Если бы расчеты Бихи были верны, они бы одним махом нанесли поражение поколениям математических генетиков, которые неоднократно показывали, что темпы эволюции ограничиваются не мутациями. Бихи в одиночку выступает против Рональда Фишера, Сьюэлла Райта, Дж. Б. С. Холдейна, Феодосия Добржанского, Ричарда Левонтина, Джона Мейнарда Смита и сотен их талантливых коллег и интеллектуальных наследников. Невзирая на неудобный факт существования голубей, кочанной капусты и голубей-дутышей, весь корпус математической генетики, с 1930 года по сей день, совершенно ошибочен. Майкл Бихи, биохимик из Лехайского университета, от которого отмежевались в самом университете, единственный, кто провел правильные расчеты. Да неужели?

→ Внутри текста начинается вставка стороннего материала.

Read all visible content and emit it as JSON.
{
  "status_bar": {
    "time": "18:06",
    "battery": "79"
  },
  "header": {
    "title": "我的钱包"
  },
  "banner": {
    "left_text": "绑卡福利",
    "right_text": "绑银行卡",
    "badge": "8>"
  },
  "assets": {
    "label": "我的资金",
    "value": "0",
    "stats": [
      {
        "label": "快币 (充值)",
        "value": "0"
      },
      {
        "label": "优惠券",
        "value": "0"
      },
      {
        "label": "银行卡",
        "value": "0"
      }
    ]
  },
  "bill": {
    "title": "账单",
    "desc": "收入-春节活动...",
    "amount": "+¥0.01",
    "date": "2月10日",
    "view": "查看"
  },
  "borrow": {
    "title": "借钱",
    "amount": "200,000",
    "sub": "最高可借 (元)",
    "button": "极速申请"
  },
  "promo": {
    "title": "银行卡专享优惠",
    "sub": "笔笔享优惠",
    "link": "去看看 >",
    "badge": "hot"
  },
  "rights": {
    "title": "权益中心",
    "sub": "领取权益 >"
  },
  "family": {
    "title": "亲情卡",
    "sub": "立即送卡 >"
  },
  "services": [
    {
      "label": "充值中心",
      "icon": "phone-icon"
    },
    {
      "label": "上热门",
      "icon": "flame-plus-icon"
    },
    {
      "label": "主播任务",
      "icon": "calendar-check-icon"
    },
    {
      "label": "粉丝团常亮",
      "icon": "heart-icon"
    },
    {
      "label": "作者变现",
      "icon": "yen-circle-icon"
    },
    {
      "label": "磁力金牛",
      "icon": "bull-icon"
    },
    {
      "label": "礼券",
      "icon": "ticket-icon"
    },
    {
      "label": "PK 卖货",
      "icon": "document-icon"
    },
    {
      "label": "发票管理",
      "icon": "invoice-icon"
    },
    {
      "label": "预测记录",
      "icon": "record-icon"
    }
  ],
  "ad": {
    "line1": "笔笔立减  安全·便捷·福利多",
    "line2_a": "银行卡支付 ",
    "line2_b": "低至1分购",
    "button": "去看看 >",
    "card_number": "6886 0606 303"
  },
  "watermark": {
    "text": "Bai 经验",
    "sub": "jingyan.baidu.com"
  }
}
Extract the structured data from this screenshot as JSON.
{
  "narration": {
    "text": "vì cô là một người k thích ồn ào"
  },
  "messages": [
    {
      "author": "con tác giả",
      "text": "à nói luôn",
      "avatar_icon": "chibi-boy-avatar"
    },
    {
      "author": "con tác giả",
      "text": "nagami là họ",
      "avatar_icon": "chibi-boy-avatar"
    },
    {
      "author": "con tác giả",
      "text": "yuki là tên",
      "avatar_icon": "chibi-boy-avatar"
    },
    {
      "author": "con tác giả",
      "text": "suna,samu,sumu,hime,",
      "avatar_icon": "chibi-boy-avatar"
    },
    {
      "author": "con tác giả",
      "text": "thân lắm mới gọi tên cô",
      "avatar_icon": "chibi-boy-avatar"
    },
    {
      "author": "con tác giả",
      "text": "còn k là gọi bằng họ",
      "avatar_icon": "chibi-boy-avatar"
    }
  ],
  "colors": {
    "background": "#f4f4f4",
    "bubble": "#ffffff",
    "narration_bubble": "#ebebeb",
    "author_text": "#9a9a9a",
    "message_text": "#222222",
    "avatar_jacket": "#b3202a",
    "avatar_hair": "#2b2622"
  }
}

Лучший способ для Бихи узнать это – отправить математическую статью, скажем, в Journal of Theoretical Biology или в American Naturalist, чьи редакторы передадут ее квалифицированным рецензентам. Они, возможно, сравнят ошибку Бихи с убеждением, что невозможно выиграть в карты, не располагая идеальным раскладом. Но не будем додумывать за рецензентов – я хочу сказать, что Бихи, как принято в гротескно неудачно названном Институте Открытий (не облагаемой налогом благотворительной организации, представляете?), в принципе обходит процедуру рецензирования и через головы ученых, с которыми когда-то хотел числиться в одном ряду, обращается непосредственно к публике, которая – как известно ему и его издателю – недостаточно квалифицированна, чтобы его раскусить.
Единственная работающая истина
Это сокращенная версия моей рецензии на книгу Джерри Койна “Почему эволюция истинна”[219], опубликованная в 2009 году в Times Literary Supplement.
Как можно утверждать, что эволюция “истинна”? Разве это не всего лишь ваше мнение, которое не более значимо, чем любое другое? Разве не все взгляды заслуживают равного “уважения”? Может быть, так обстоит дело, скажем, с музыкальными вкусами или политическими суждениями. Но если речь идет о научном факте? К несчастью, ученые действительно слышат подобные релятивистские возражения, когда осмеливаются утверждать, что нечто является фактографической истиной в реальном мире. Учитывая название книги Джерри Койна, мне приходится отвлечься на этот момент.
Ученый заносчиво утверждает, что гром – не молот Тора и не звон тестикул божества, оплодотворяющего богиню земли. Это зычное эхо электрических разрядов, которые мы наблюдаем в виде молний. Пусть эти племенные мифы поэтичны (или, по крайней мере, волнующи), они ложны.
Но можно гарантировать, что определенный тип антрополога сейчас вскочит и заговорит следующим образом: “Кто вы такой, чтобы придавать столь возвышенный статус научной «истине»? Племенные верования истинны в том смысле, что они составляют единую сеть с остальным мировоззрением племени. Научная «истина» – только одна разновидность истины («западной» истины, может добавить антрополог, или даже «патриархальной»). Как и племенные истины, ваша истина всего лишь соответствует тому мировоззрению, которого вы – так уж вышло – придерживаетесь и которое вы называете научным”. Крайняя версия этой точки зрения (я не шучу – я действительно с ней сталкивался) доходит до утверждения, что логика и доказательства как таковые суть не более чем инструменты мужского угнетения “интуитивного ума”.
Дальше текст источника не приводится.